Many believe the younger generation has been indoctrinated with the vast, over-bearing progressivism plaguing the American populous through the public education system. After all, the father of the nation’s educational approach, Horace Mann, famously quipped, “Men are cast-iron, but children are wax.”
Schooling has always been – presumably always will be – a process that molds not only a student’s abilities, but more importantly even, a student’s worldview based upon the values of the particular educator. Therefore, within the education system, there is no basic value-neutral premise.
Stated in a piece from Intellectual Takeout, Mann’s vision for American education was initially challenged. In an 1840 special committee in the Massachusetts legislature, many had serious reservations about increasing government control over education.
Lawmakers were worried that the public education system would destroying America’s republican principles, insofar as a government founded as a Republic is concerned. Moreover, they found criticism in the ideal that it would be used as a tool for increasing the government’s power, for the purposes of propaganda, and reducing parents’ influence over their children:
In 1840, legislators remarked:
“The right to mold the political, moral, and religious opinions of…children is a right exclusively and jealously reserved by our laws to every parent; and for the government to attempt, directly or indirectly, as to these matters, to stand in the parent’s place, is an undertaking of very questionable policy. Such an attempt cannot fail to excite a feeling of jealousy, with respect to our public schools, the results of which could not but be disastrous.”

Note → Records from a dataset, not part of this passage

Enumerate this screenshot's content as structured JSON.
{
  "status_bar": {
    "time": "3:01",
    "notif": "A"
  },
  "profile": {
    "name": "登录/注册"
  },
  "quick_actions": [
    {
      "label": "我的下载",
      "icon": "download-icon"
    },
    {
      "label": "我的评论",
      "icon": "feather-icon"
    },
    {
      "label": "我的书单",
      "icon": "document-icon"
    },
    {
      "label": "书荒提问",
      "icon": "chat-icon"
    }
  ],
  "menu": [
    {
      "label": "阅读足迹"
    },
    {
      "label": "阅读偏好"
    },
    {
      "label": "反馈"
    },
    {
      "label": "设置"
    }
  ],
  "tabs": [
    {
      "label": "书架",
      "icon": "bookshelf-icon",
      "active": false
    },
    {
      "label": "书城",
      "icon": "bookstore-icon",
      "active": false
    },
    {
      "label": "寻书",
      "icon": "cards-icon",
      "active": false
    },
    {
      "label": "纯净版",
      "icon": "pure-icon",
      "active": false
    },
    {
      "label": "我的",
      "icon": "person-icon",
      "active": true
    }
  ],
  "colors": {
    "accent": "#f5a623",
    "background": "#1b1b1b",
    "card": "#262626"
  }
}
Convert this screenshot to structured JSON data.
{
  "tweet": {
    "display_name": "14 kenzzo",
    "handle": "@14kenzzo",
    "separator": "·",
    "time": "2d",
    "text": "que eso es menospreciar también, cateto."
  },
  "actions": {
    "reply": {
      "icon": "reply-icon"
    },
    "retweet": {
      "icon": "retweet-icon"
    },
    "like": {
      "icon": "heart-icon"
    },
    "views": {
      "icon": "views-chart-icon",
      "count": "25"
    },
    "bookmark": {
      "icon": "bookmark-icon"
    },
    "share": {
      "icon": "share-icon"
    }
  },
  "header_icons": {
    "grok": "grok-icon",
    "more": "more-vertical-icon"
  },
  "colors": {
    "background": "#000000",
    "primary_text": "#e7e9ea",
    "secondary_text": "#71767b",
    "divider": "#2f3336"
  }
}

We were warned over 175 years ago that education could become a tool of indoctrination, with it now being undeniably used as such, and those propagating it denying those claims. Nevertheless, it seems that it is not just the public education system that is spouting ridicule over those who value equality of opportunity, not equality of outcome. Children far younger than of schooling age are now getting a taste of the poisonous elixir.
Although there seems to be many, here are two books that were recently identified as invoking indoctrination as a means to mold a child’s mind.
The first book is: “Peaceful Fights for Equal Rights”
As stated in a staunch review by the non-profit organization Prager U, which sees things undoubtedly from a conservative perspective, the aforementioned children’s book is not meant for high school students, but for kids ages four to eight, and sold at your local Barnes and Noble.
“Assemble. Take Action. Create Allies.” Those are the phrases overshadowed by a colorful cartoon depicting people holding a sign saying “Resist. Resist. Resist.” Yes, that’s what little children need to know. No longer are shapes, historical facts, geography, and mathematics important, it’s political “wokeness.”
Pictures in the book also show people holding signs that say “Boycott Grapes” next to the raised fist symbol, an iconic piece of imagery of socialism. How did grapes become traditionalist, patriarchal twaddle?
Written on another page is, “Be fearless. Fly a flag. File a lawsuit. Have faith.” What child is filing a lawsuit?
Depicted is also a football player wearing red and gold colors kneeling before the flag amid an array of protesters.
Hmm…wonder who that is.
Flipping the pages more, there comes a depiction of what seems to be workers in uniforms and hard hats, with one carrying a baby below the words, “Organize. Organize. Organize. Parade. Picket. Post. Persist. Persevere.” Who has a small child in factory? Who makes hard hats that small? All great questions, but, of course, when all are working in conjunction to give the government money to redistribute to those who have no jobs, child labor laws kind of go out the window at that point.
Then, two pages are used to show a massive “STRIKE.” depiction. Four year olds don’t have jobs and are not striking from their jobs. What does this even mean?
“Be nonviolent,” the book says. Well, that is one good thing coming out of this prose – better tell that to Antifa.
Overall, super weird.
The second book is: “The Little Book of Little Activists”
“Activism. Taking action in order to create social change.”
“Feminism. The belief that women and men deserve equal rights, opportunities, and respect.”
Those are the two defining phrases with which the book begins. Then there is pictured a kid, not more than six or seven, holding a sign saying “We will not be silenced.” From what? Yelling at cartoons on the television?
Again, another child, this time younger, holding a sign that says, “DIVERSITY MAKES AMERICA GREAT!” Agreed, however, it’s highly doubtful that they’re talking about diversity of outcome, thought, or anything else that actually makes the U.S. a great place.
Lastly, what looks to be an 18-month-old child holding a sign emblazoned with “I DISSENT.” From what? Eating crushed peas?
Many say indoctrination starts in American colleges and universities, even in high school. From the looks of it, it starts even before school begins.
Well, it’s almost Christmas time. So, if you want your toddler or young child to be a gleaming example of a postmodernist, woefully under-educated, emotion-only driven, social justice warrior-like, charlatanesque huckster of false, alternate realities devoid of any sense of habitual veracity, pushing forth revisionist history all in the name of power, go ahead, buy these books. But, understand, in the eyes of the radical neomarxists, whom controls the present controls the past, and whom controls the past dominates the future.